QUATRO: Query-Adaptive Trust Region Policy Optimization for LLM Fine-tuning
Doyeon Lee, Eunyi Lyou, Hyunsoo Cho, Sookyung Kim, Joonseok Lee, Jaemoo Choi
TL;DR
QUATRO addresses instability in RL-based LLM fine-tuning due to heuristic trust-region approximations by introducing a query-adaptive trust-region objective derived via Lagrangian duality. It enforces per-prompt KL constraints, yielding adaptive update magnitudes through per-prompt dual variables and a stabilizing log-ratio term. Empirically, QUATRO outperforms GRPO-style baselines on six mathematical benchmarks, achieving higher Pass@k and Unique Correct Count while preserving entropy and exploration. The approach reduces gradient masking and entropy collapse, enabling robust training under policy staleness and aggressive learning rates, with larger gains at higher sampling budgets. It provides a unified framework linking TRPO, KL-regularization, and prompt-conditioned optimization for scalable LLM fine-tuning.
Abstract
GRPO-style reinforcement learning (RL)-based LLM fine-tuning algorithms have recently gained popularity. Relying on heuristic trust-region approximations, however, they can lead to brittle optimization behavior, as global importance-ratio clipping and group-wise normalization fail to regulate samples whose importance ratios fall outside the clipping range.
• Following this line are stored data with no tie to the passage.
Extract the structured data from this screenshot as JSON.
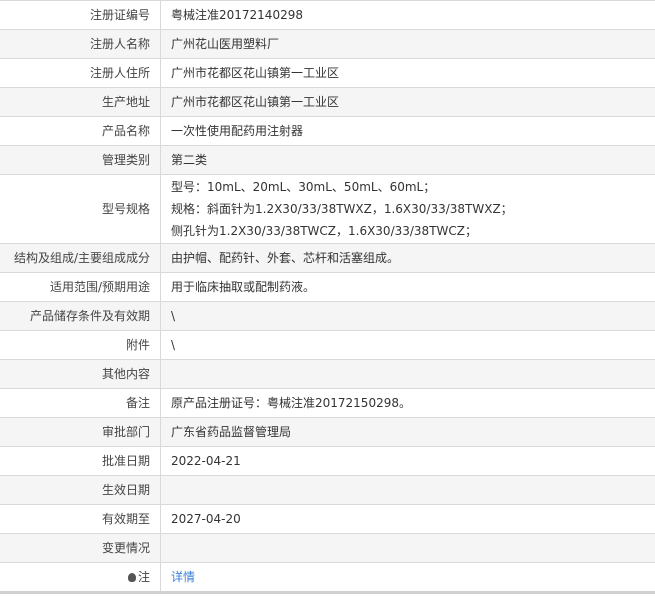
{
  "rows": [
    {
      "label": "注册证编号",
      "value": "粤械注准20172140298"
    },
    {
      "label": "注册人名称",
      "value": "广州花山医用塑料厂"
    },
    {
      "label": "注册人住所",
      "value": "广州市花都区花山镇第一工业区"
    },
    {
      "label": "生产地址",
      "value": "广州市花都区花山镇第一工业区"
    },
    {
      "label": "产品名称",
      "value": "一次性使用配药用注射器"
    },
    {
      "label": "管理类别",
      "value": "第二类"
    },
    {
      "label": "型号规格",
      "lines": [
        "型号：10mL、20mL、30mL、50mL、60mL；",
        "规格：斜面针为1.2X30/33/38TWXZ，1.6X30/33/38TWXZ；",
        "侧孔针为1.2X30/33/38TWCZ，1.6X30/33/38TWCZ；"
      ]
    },
    {
      "label": "结构及组成/主要组成成分",
      "value": "由护帽、配药针、外套、芯杆和活塞组成。"
    },
    {
      "label": "适用范围/预期用途",
      "value": "用于临床抽取或配制药液。"
    },
    {
      "label": "产品储存条件及有效期",
      "value": "\\"
    },
    {
      "label": "附件",
      "value": "\\"
    },
    {
      "label": "其他内容",
      "value": ""
    },
    {
      "label": "备注",
      "value": "原产品注册证号：粤械注准20172150298。"
    },
    {
      "label": "审批部门",
      "value": "广东省药品监督管理局"
    },
    {
      "label": "批准日期",
      "value": "2022-04-21"
    },
    {
      "label": "生效日期",
      "value": ""
    },
    {
      "label": "有效期至",
      "value": "2027-04-20"
    },
    {
      "label": "变更情况",
      "value": ""
    },
    {
      "label": "注",
      "value": "详情",
      "icon": "lightbulb-icon"
    }
  ]
}
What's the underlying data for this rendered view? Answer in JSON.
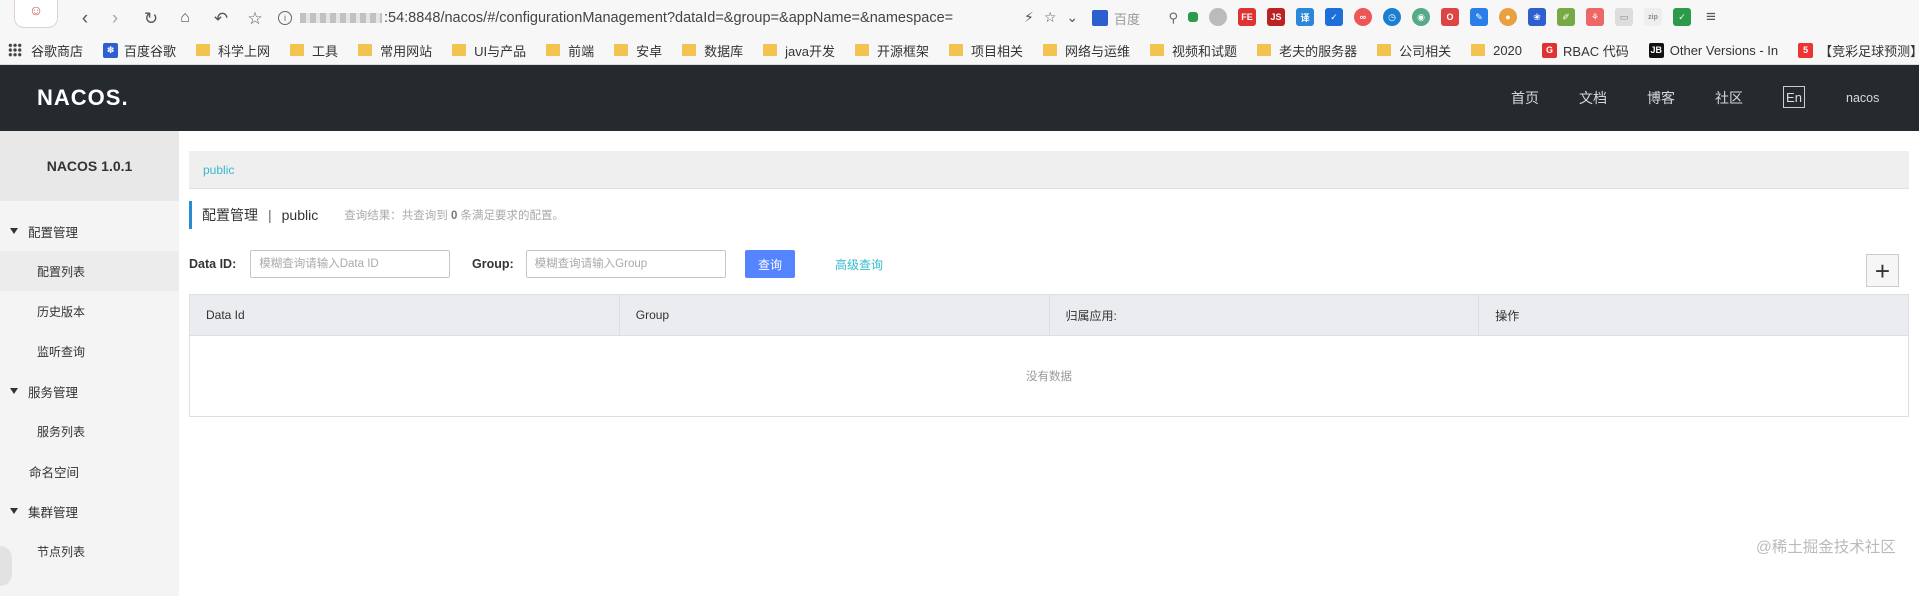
{
  "browser": {
    "url_masked_part": "54:8848",
    "url": ":54:8848/nacos/#/configurationManagement?dataId=&group=&appName=&namespace=",
    "search_placeholder": "百度",
    "bookmarks": [
      {
        "label": "谷歌商店",
        "icon": "apps-grid-icon"
      },
      {
        "label": "百度谷歌",
        "icon": "baidu-icon"
      },
      {
        "label": "科学上网",
        "icon": "folder-icon"
      },
      {
        "label": "工具",
        "icon": "folder-icon"
      },
      {
        "label": "常用网站",
        "icon": "folder-icon"
      },
      {
        "label": "UI与产品",
        "icon": "folder-icon"
      },
      {
        "label": "前端",
        "icon": "folder-icon"
      },
      {
        "label": "安卓",
        "icon": "folder-icon"
      },
      {
        "label": "数据库",
        "icon": "folder-icon"
      },
      {
        "label": "java开发",
        "icon": "folder-icon"
      },
      {
        "label": "开源框架",
        "icon": "folder-icon"
      },
      {
        "label": "项目相关",
        "icon": "folder-icon"
      },
      {
        "label": "网络与运维",
        "icon": "folder-icon"
      },
      {
        "label": "视频和试题",
        "icon": "folder-icon"
      },
      {
        "label": "老夫的服务器",
        "icon": "folder-icon"
      },
      {
        "label": "公司相关",
        "icon": "folder-icon"
      },
      {
        "label": "2020",
        "icon": "folder-icon"
      },
      {
        "label": "RBAC 代码",
        "icon": "g-icon"
      },
      {
        "label": "Other Versions - In",
        "icon": "jb-icon"
      },
      {
        "label": "【竞彩足球预测】足",
        "icon": "five-icon"
      }
    ]
  },
  "header": {
    "logo": "NACOS.",
    "nav": [
      "首页",
      "文档",
      "博客",
      "社区"
    ],
    "lang": "En",
    "user": "nacos"
  },
  "sidebar": {
    "title": "NACOS 1.0.1",
    "groups": [
      {
        "label": "配置管理",
        "items": [
          "配置列表",
          "历史版本",
          "监听查询"
        ]
      },
      {
        "label": "服务管理",
        "items": [
          "服务列表"
        ]
      },
      {
        "plain": "命名空间"
      },
      {
        "label": "集群管理",
        "items": [
          "节点列表"
        ]
      }
    ]
  },
  "main": {
    "namespace_tab": "public",
    "page_title": "配置管理",
    "separator": "|",
    "namespace": "public",
    "result_prefix": "查询结果：共查询到",
    "result_count": "0",
    "result_suffix": "条满足要求的配置。",
    "filters": {
      "data_id_label": "Data ID:",
      "data_id_placeholder": "模糊查询请输入Data ID",
      "group_label": "Group:",
      "group_placeholder": "模糊查询请输入Group",
      "query_button": "查询",
      "advanced_link": "高级查询",
      "add_button": "+"
    },
    "table": {
      "columns": [
        "Data Id",
        "Group",
        "归属应用:",
        "操作"
      ],
      "empty_text": "没有数据"
    }
  },
  "watermark": "@稀土掘金技术社区",
  "colors": {
    "header_bg": "#252a2f",
    "primary": "#5584ff",
    "link": "#33bbcc",
    "sidebar_bg": "#f4f4f4"
  }
}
We propose Query-Adaptive Trust-Region policy Optimization (QUATRO), which directly enforces trust-region constraints through a principled optimization. This yields a clear and interpretable objective that enables explicit control over policy updates and stable, entropy-controlled optimization, with a stabilizer terms arising intrinsically from the exact trust-region formulation. Empirically verified on diverse mathematical reasoning benchmarks, QUATRO shows stable training under increased policy staleness and aggressive learning rates, maintaining well-controlled entropy throughout training.